I experimented with this once with hand joint tracking using the Unity game creation engine's implementation of RealSense. I found that although - like you said yourself - you needed to face the palm towards the camera to activate tracking, thereafter the camera could track the joints of the hand from above. The same principle applies to turning the hand towards the chest, facing the palm away from the camera. Each time the camera lost tracking, you would have to restart it with a palm-forwards and then resume the turned-away pose.
I seem to remember that gestures could be recognized from above when looking at the back of the hand, but my memory is not concrete on this as it was 3 years ago that I did the test.

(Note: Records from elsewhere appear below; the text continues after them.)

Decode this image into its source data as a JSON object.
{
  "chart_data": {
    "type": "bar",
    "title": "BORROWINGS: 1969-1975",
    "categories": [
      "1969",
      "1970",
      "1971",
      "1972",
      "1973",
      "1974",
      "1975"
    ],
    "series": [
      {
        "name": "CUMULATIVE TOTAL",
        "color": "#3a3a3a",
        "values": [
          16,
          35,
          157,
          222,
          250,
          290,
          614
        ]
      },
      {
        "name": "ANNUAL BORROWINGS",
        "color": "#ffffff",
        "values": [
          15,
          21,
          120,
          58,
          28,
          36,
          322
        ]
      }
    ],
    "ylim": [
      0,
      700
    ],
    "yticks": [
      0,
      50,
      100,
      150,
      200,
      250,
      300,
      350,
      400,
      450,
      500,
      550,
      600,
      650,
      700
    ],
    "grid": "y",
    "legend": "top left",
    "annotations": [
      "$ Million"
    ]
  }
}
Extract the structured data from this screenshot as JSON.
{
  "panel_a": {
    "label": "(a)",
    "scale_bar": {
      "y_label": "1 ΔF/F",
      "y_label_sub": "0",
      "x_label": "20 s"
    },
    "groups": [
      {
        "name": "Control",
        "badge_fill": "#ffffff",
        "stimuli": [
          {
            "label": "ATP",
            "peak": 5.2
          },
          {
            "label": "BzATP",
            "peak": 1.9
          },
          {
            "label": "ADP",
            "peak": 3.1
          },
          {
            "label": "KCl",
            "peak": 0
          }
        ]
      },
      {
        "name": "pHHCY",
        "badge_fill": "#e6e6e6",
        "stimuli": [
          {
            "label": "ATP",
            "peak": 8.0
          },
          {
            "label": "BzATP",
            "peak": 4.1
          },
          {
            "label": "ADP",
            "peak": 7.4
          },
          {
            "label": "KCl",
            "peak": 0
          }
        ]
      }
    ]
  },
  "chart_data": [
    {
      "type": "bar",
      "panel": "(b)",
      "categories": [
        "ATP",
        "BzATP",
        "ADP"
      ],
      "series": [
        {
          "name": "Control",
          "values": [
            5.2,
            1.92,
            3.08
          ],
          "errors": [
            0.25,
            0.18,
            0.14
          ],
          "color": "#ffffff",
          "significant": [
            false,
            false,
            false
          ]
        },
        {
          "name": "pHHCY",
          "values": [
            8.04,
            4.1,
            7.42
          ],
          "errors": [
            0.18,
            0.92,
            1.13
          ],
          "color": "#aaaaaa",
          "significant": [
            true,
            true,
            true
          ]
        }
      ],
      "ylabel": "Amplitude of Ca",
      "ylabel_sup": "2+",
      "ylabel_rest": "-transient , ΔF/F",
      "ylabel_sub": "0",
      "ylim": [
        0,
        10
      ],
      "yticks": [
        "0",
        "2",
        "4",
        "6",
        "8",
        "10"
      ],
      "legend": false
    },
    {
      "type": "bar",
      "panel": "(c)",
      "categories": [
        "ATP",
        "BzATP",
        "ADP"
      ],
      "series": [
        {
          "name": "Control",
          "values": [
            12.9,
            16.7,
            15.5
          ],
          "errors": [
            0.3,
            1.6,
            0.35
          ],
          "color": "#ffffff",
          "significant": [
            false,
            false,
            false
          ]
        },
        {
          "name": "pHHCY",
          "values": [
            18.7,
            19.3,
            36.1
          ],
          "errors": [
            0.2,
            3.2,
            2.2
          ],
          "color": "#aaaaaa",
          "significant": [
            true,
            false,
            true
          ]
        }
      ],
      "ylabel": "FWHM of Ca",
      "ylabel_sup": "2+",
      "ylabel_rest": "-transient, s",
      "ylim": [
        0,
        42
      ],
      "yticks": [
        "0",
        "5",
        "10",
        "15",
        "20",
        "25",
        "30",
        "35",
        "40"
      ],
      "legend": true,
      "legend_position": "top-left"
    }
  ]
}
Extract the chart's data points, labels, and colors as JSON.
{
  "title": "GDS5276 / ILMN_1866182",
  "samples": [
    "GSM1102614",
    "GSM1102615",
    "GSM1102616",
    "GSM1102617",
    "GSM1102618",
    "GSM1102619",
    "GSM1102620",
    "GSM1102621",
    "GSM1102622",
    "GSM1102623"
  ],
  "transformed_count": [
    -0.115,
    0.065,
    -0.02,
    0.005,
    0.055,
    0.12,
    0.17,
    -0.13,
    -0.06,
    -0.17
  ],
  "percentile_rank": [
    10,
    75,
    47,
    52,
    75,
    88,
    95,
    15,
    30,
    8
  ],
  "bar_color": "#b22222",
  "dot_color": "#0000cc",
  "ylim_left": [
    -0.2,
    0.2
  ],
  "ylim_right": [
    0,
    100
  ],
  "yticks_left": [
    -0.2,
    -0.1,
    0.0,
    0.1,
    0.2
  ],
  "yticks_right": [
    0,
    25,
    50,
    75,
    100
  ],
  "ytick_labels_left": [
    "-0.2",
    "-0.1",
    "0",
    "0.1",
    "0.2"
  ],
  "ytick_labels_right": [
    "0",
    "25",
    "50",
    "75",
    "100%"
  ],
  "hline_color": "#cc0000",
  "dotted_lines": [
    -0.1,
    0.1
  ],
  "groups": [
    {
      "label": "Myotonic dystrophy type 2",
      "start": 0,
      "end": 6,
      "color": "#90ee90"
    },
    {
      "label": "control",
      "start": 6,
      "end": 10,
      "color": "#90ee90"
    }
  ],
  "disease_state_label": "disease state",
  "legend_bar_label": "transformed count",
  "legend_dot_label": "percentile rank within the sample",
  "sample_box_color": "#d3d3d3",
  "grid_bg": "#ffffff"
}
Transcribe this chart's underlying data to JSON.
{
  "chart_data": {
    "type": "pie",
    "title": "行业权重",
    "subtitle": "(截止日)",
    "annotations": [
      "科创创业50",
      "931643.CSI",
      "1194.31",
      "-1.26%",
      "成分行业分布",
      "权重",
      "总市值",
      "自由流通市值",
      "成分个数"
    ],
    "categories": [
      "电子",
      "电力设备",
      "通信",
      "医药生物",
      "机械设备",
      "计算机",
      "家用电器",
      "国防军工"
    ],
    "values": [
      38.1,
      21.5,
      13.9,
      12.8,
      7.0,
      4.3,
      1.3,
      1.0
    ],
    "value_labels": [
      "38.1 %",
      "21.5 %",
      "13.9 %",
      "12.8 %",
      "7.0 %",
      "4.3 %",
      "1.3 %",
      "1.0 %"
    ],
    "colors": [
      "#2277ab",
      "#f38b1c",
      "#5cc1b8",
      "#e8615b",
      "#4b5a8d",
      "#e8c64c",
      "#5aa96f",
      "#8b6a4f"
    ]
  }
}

In the early days of RealSense, there was actually an exotic desktop PC called the HP Sprout that had a built-in F200 camera mounted in an overhead facing-down position above a flat scanning bed. Sprout does not seem to support gesture inputs though. HP has updated it with a new model since then, the Sprout Pro, but this uses a different camera for the depth scanning operations and so should be avoided if RealSense depth scanning is required.
I suspect that tracking is less likely to stall if you use blob tracking instead of joint tracking for tracking the back of the hand, though blob tracking requires the camera to be much closer to the hand than with joint tracking. Blob tracking recognizes a large, flat-ish area of skin rather than precise joint points.